The editorial's claim that this process is constitutionally problematic is odd, not least because the editorial appears to acknowledge that its claim of unfairness would not convince the appellate courts. It is an inherent and long-standing practice in Connecticut and around the country for neutral reports to be provided to judges in family relations matters. The parties always are interviewed for the reports and can present their views. They can interrogate the reports in open court once the report has been presented. So the family service officer's report, while impartial, is not the final result. The point of the hearing is to let everyone have their say.
It is ultimately up to the judge to decide the proper weight to place on the report, which is simply one piece of information. This updated approach is a significant improvement over prior practice in which judges decided potentially high-risk cases without the benefit of validated risk/lethality assessment.

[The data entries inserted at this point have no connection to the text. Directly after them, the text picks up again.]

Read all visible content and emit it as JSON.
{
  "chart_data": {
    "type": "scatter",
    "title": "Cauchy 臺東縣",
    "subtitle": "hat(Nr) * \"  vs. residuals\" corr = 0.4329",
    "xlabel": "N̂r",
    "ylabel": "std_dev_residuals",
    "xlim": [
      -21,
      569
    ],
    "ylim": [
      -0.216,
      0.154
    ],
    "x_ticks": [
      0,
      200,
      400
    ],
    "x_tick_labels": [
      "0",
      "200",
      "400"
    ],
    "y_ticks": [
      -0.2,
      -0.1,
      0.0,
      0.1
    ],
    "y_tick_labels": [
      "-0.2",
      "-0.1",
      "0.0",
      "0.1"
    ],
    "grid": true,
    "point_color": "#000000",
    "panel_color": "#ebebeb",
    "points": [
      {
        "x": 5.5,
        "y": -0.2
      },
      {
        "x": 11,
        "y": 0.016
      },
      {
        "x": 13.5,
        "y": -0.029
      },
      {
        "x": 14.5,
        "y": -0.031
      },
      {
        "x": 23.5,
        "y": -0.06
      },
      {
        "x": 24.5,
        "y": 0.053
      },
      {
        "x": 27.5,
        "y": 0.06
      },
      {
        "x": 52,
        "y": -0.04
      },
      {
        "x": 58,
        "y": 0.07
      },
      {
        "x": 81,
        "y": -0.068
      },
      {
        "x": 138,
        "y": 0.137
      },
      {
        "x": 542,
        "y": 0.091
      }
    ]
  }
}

Of additional concern is the Connecticut Law Tribune's use of language in its editorial which appears to erroneously describe the court's domestic violence restraining order process. The description of an “abbreviated interviews” fails to recognize the evidence-base practice and screening tools utilized by family service officers. And the form submitted is not merely “opinion” as the Law Tribune suggests, but rather it is an evaluation whose methodology is supported by the DOJ OVW as a credible approach through its Domestic Violence Homicide Prevention Initiative.
The risk assessment is not only constitutional, but an important improvement in Connecticut's processes. It is in line with national guidance in the evaluation of requests domestic violence restraining orders. And the Law Tribune's own editorial acknowledges that the stated claim is unlikely to prevail as a matter of law. The domestic violence advocacy community is baffled as to what illumination the Law Tribune feels is necessary with regard to these important processes in our legal system—a system on which victims of domestic violence depend for their own and their children's safety and lives.
Karen Jarmoc, MA, is the chief executive officer of the Connecticut Coalition Against Domestic Violence.